LONDON—Glencore PLC on Thursday said it would write down the
value of its oil assets in Chad by $790 million and cut its capital
expenditure this year to preserve cash, as the commodities group
battles with weaker prices.
The Baar, Switzerland-based trader and producer of commodities
said it would take an impairment charge in Chad after significantly
reducing the number of drilling rigs and changing the capital
budget of its operations amid weaker oil prices. Glencore acquired
the Chad assets through its roughly $1.5 billion Caracal Energy
purchase in July last year.
It also said it would reduce this year's overall capital
expenditure budget to $6 billion from a previous range of $6.5
billion to $6.8 billion to preserve funds, as it reported mixed
output for the first half of the year and reduced its guidance for
full-year output of certain commodities including copper and
coal.
Glencore, whose shares traded largely unchanged in response to
the news, isn't alone in taking impairment charges and reducing
spending on large projects to retain cash and maintain dividends
amid weaker commodity prices.
Brent crude oil down by more than 50% over the past 12 months
and some metals are trading at multiyear lows, with copper hitting
a six-year low on Tuesday.
Last week at its interim results Rio Tinto PLC was hit by a $400
million write-down and cut its capital expenditure to $5.5 billion
from $7 billion.

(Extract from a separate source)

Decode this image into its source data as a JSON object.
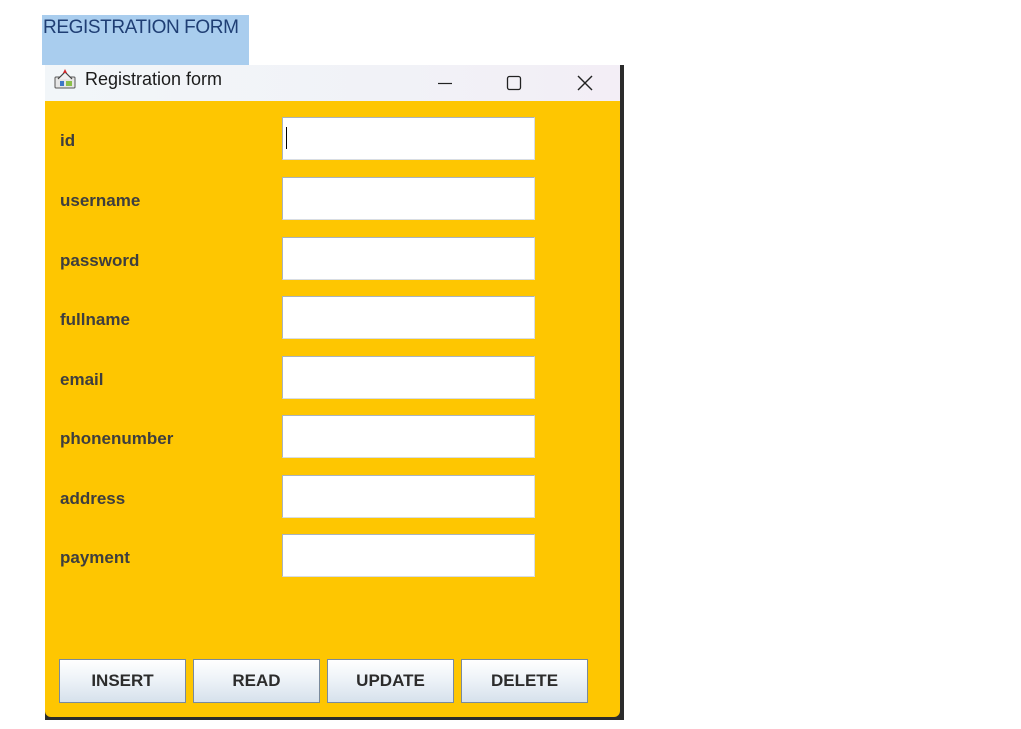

Anglo American PLC has also written down the value
of its assets and reduced spending, while analysts expect BHP
Billiton Ltd to cut spending when it announces full-year results on
Aug. 25. BHP already said it would write down the value of its U.S.
onshore petroleum business by $2 billion.
Glencore, which has the biggest exposure to copper of the large
diversified miners, said its own sourced copper production fell 3%
to 730,900 tons in the first half of the year, compared with the
same period a year earlier, due to lower output from its operations
in South America.
Zinc output, another large earnings driver after copper for the
company, rose 12% annually to 730,300 tons in the first half,
mainly because of the ramp-up of expansion projects in
Australia.
Glencore's own sourced coal production, another key revenue
driver, fell 4% to 68.7 million tons in the first half primarily
because of the market-driven production cutbacks.
The trader didn't provide any details about its closely watched
marketing division, its largest earnings driver last year. The
company is due to report first-half results on Aug. 19.